L’analisi parte da lontano: "Bill Gates aveva capito tutto con largo anticipo. Il vero pericolo non è la bomba atomica, non è la Corea del Nord, ma i virus. Abbiamo sottovalutato. C’era un delirio di onnipotenza. Sfrontati anche nella presunzione".
E quindi? "Avanti come sul Titanic: vita allegra, pranzi e cene al ristorante, l’apoteosi della società dei consumi. Poi, appena arriva una batosta come il coronavirus, tutti giù per terra".
Psichiatra, sociologo, educatore, saggista e grande comunicatore: Paolo Crepet, 68 anni, ha analizzato ogni genere di tragedia, bufera, emergenza, da quelle individuali alle più estese, addirittura globali, come la pandemia partita da Wuhan.
Strategie concentriche contro il nemico invisibile che però avanza spavaldo e beffardo con capacità impressionante di contagio.
Nemmeno un addetto ai lavori da psichiatra e sociologo sa dire cosa stia succedendo: "Nessuno lo sa finché non troveranno questo benedetto kit che ci dice se - anche senza sintomi - abbiamo contratto il coronavirus. Potremmo trasmetterlo inconsapevolmente".

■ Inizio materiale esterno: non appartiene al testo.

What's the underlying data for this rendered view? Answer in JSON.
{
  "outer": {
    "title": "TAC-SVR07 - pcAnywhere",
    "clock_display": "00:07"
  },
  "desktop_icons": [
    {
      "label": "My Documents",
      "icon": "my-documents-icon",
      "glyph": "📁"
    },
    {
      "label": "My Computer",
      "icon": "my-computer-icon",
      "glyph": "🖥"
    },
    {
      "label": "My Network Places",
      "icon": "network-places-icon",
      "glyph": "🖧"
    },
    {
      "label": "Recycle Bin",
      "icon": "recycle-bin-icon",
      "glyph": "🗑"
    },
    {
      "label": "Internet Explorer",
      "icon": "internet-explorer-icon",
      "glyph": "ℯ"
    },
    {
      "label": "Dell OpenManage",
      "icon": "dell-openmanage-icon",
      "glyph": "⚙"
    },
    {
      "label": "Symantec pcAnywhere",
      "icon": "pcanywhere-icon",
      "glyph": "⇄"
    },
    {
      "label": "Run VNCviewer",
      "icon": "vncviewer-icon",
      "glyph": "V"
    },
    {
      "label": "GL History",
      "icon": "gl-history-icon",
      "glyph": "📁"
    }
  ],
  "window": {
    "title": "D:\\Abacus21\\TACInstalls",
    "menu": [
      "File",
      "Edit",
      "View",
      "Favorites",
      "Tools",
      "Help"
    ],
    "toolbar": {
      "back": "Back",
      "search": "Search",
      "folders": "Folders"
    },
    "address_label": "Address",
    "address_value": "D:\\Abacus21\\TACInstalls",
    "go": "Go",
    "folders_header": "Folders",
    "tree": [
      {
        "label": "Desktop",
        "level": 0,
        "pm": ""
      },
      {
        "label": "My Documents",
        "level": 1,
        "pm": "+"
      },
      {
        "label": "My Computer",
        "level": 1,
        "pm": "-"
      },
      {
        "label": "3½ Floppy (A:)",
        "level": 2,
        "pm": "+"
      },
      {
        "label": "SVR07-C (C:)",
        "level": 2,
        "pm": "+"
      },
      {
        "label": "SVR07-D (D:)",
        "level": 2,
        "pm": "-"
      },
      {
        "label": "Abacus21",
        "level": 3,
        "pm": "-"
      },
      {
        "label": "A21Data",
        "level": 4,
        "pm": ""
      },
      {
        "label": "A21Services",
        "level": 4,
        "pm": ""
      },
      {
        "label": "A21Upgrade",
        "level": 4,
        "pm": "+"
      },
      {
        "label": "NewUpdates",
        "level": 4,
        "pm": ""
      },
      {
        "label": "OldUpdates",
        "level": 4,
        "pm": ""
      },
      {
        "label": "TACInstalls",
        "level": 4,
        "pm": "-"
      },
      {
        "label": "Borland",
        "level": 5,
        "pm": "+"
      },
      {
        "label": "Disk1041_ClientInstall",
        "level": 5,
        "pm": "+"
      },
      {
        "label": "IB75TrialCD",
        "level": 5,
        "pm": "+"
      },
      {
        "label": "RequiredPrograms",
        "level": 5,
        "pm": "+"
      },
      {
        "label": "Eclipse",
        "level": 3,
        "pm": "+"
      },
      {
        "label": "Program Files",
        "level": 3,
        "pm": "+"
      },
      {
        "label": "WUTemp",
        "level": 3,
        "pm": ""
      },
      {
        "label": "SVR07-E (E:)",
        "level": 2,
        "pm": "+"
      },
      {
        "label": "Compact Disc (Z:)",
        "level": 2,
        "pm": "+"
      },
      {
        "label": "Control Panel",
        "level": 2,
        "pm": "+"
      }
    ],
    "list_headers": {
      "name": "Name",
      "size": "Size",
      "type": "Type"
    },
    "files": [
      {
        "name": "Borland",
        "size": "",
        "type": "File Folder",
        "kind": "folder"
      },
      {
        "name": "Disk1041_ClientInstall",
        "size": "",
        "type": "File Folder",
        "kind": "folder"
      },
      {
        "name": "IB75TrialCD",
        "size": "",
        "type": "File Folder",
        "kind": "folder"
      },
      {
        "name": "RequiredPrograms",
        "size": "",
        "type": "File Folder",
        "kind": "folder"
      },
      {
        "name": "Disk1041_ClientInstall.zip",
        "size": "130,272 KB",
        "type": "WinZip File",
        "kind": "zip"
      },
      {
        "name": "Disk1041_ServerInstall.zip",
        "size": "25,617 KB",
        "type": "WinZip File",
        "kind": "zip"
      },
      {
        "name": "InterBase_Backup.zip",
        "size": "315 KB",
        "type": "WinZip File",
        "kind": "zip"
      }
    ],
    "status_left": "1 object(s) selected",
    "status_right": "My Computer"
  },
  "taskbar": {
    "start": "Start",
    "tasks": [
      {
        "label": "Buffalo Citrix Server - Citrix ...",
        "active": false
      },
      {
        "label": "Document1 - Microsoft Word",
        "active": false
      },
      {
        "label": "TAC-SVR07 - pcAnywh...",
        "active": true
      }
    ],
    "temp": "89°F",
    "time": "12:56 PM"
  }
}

Dall’arco di Crepet parte una freccia mirata: "Fino a non molto tempo fa c’era lo schieramento ideologico dei no-vax, contrari per principio alle vaccinazioni. Io vorrei chiedere a queste signore e signori come si regolerebbero se ci fosse il vaccino oggi contro il coronavirus. Si sottoporrebbero o no? Abbiamo denigrato la scienza".
Intanto però tocca tirare avanti fra mille interrogativi, dubbi e angosce. "Non possiamo far altro che imparare a convivere. Dubito di tutti quelli che danno le risposte come ai telequiz. Chi può dire come riprenderà la vita sociale? Il problema vero è che siamo avvolti da una grande incertezza. Oggi è così, e domani? Fino all’altro giorno c’era un’Europa in cui si girava come se tutti fossimo lo stesso popolo, adesso non puoi più uscire nemmeno da casa, dalla tua città. E tutto questo in tre settimane. Già il vivere coatti in casa, per un periodo indeterminato, è per molti un’esperienza allucinante. L’importante è riuscire a restare un po’ sereni. Ognuno reagisce a modo suo: chi ritrova se stesso nella solitudine, chi sprofonda nella disperazione, rapporti che si consolidano e matrimoni che si sfasciano. A Wuhan si è registrato il 30% di separazioni".
L’obbligo di stare in casa costringe a riflettere. Forse si capisce che è l’unico modo per venirne fuori. Ma attenti: "Se la gente si illude che questa sia una situazione passeggera, sbaglia di grosso. Questa è come la peste del Manzoni. Rispetto a 4 secoli fa abbiamo il vantaggio della consapevolezza, la scienza ha fatto progressi enormi, ci sono ospedali attrezzati, medici, infermieri, c’è la sperimentazione di nuovi farmaci".
Sono in molti a chiedersi se all’uscita dal labirinto, come comunità saremo un po’ irrobustiti o ci chiuderemo ancora di più in noi stessi e nelle poche, indebolite certezze. Il barometro dello psichiatra-sociologo prevede un po’ e un po’: "Ricordiamoci del 1929. Da quando abbiamo le statistiche sul suicidio è l’anno in cui ci fu il più alto numero di persone al mondo che si tolsero la vita. Auguriamoci che non sia così, però qualcuno che può perdere la speranza, temo che ci sarà".
Autodiagnosi del dottor Crepet, che abita in campagna e può concedersi qualche passeggiatina: "Sono al riparo dallo spettro delle grandi città vuote, che mette addosso angoscia. Vivo in piedi, senza farmi illusioni, affidandomi alla scienza e alla medicina. Se vogliamo essere responsabili verso noi stessi e gli altri, dobbiamo impegnarci perché con il nostro comportamento la curva quotidiana su malati, contagiati, ricoverati ingrani la discesa". Non servono i riti vudù, ma la ragione. Coraggio, passione, amicizia, libertà: quattro dei titoli più recenti di Crepet sembrano cartelli segnaletici per uscire dal tunnel.